There are a number of oral health benefits to haveing your wisdom teeth extracted. This procedure is quite common and you will likely be eating normally again within a few days. The extraction can also help to save you from more pain down the road caused by impacted wisdom teeth or other oral health issues.
You may also save time and money, as you may not need more time-consuming and costly dental or orthodontic work in years to come, thanks to eliminating the complications wisdom teeth can bring.
What does a wisdom teeth removal procedure involve?
Step 1: Anesthetic
Firstly, a local anesthetic will be used to numb your tooth and area around it. If you are anxious about the procedure, your dentist or dental surgeon may also provide sedetive to help you relax. This is usually done through an injection into your arm. General anesthetic is rarely used - only in instances where the procedure is completed in a hospital.

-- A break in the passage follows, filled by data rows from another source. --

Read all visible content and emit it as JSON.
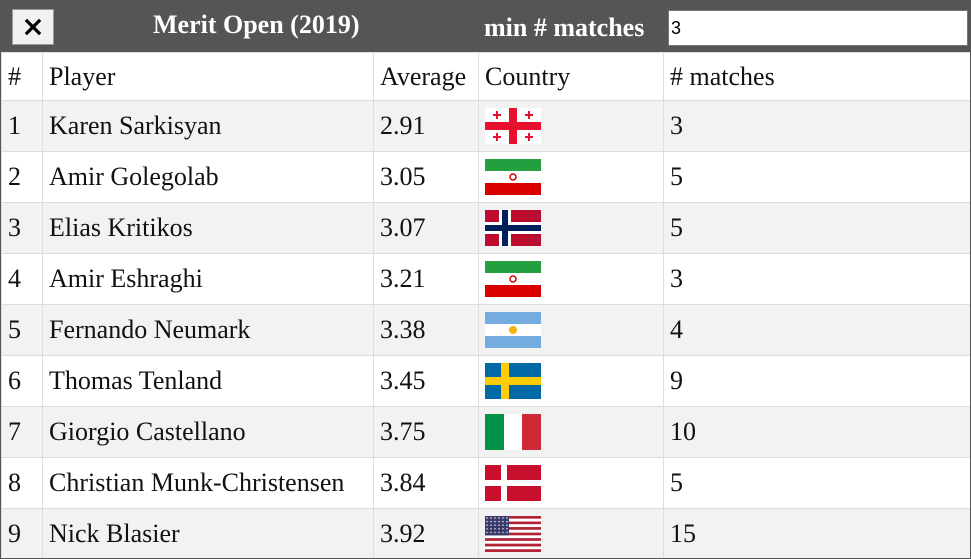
{
  "header": {
    "close_label": "close-icon",
    "title": "Merit Open (2019)",
    "min_matches_label": "min # matches",
    "min_matches_value": "3"
  },
  "table": {
    "columns": [
      "#",
      "Player",
      "Average",
      "Country",
      "# matches"
    ],
    "rows": [
      {
        "rank": "1",
        "player": "Karen Sarkisyan",
        "average": "2.91",
        "country": "georgia-flag",
        "matches": "3"
      },
      {
        "rank": "2",
        "player": "Amir Golegolab",
        "average": "3.05",
        "country": "iran-flag",
        "matches": "5"
      },
      {
        "rank": "3",
        "player": "Elias Kritikos",
        "average": "3.07",
        "country": "norway-flag",
        "matches": "5"
      },
      {
        "rank": "4",
        "player": "Amir Eshraghi",
        "average": "3.21",
        "country": "iran-flag",
        "matches": "3"
      },
      {
        "rank": "5",
        "player": "Fernando Neumark",
        "average": "3.38",
        "country": "argentina-flag",
        "matches": "4"
      },
      {
        "rank": "6",
        "player": "Thomas Tenland",
        "average": "3.45",
        "country": "sweden-flag",
        "matches": "9"
      },
      {
        "rank": "7",
        "player": "Giorgio Castellano",
        "average": "3.75",
        "country": "italy-flag",
        "matches": "10"
      },
      {
        "rank": "8",
        "player": "Christian Munk-Christensen",
        "average": "3.84",
        "country": "denmark-flag",
        "matches": "5"
      },
      {
        "rank": "9",
        "player": "Nick Blasier",
        "average": "3.92",
        "country": "usa-flag",
        "matches": "15"
      }
    ]
  }
}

Step 2: Removing the Tooth
If the tooth is still under the gum, a small incision or cut will be made and a tiny piece of the bone over top of the tooth may also be removed. Your dentist or surgeon may cut the tooth into smaller parts so it’s easier to remove through the opening.
If the tooth has emerged through your gum, there is less of a need for an incision. You will likely feel some pressure as the surgeon or dentist rocks the tooth back and forth, widening the socket before they remove the tooth.
As your wisomd teeth are removed, you should not feel any pain. If the process is causing you pain, let your dentist or surgeon know as soon as possible so they can provide more anesthetic.
Simple wisdom teeth removal procedures can take up to 20 minutes, with complex procedures running longer.
What about recovery from wisdom teeth removal?
You should be able to go home the same day as your procedure. Dissolving stitches usually take between 7 and 10 days to dissolve, and a piece of gauze may be applied to the extraction site.
You’ll be asked to keep pressure on it by biting your jaws together for about an hour. This allows the blood clot to form within the empty socket, which encourages the healing process. You may be prescribed antibiotics for infection.
For 24 hours after your procedure, you should avoid:
- Drinking hot liquids such as coffee or soup
- Smoking or drinking alcohol (which could result in infection)
- Strenuous physical activity (which may encourage bleeding)
- Rinsing your mouth out with liquid (which could dislodge the clot)
If you notice any problems or extreme soreness after your recovery period, book an appointment with your dentist so they can check the extraction site.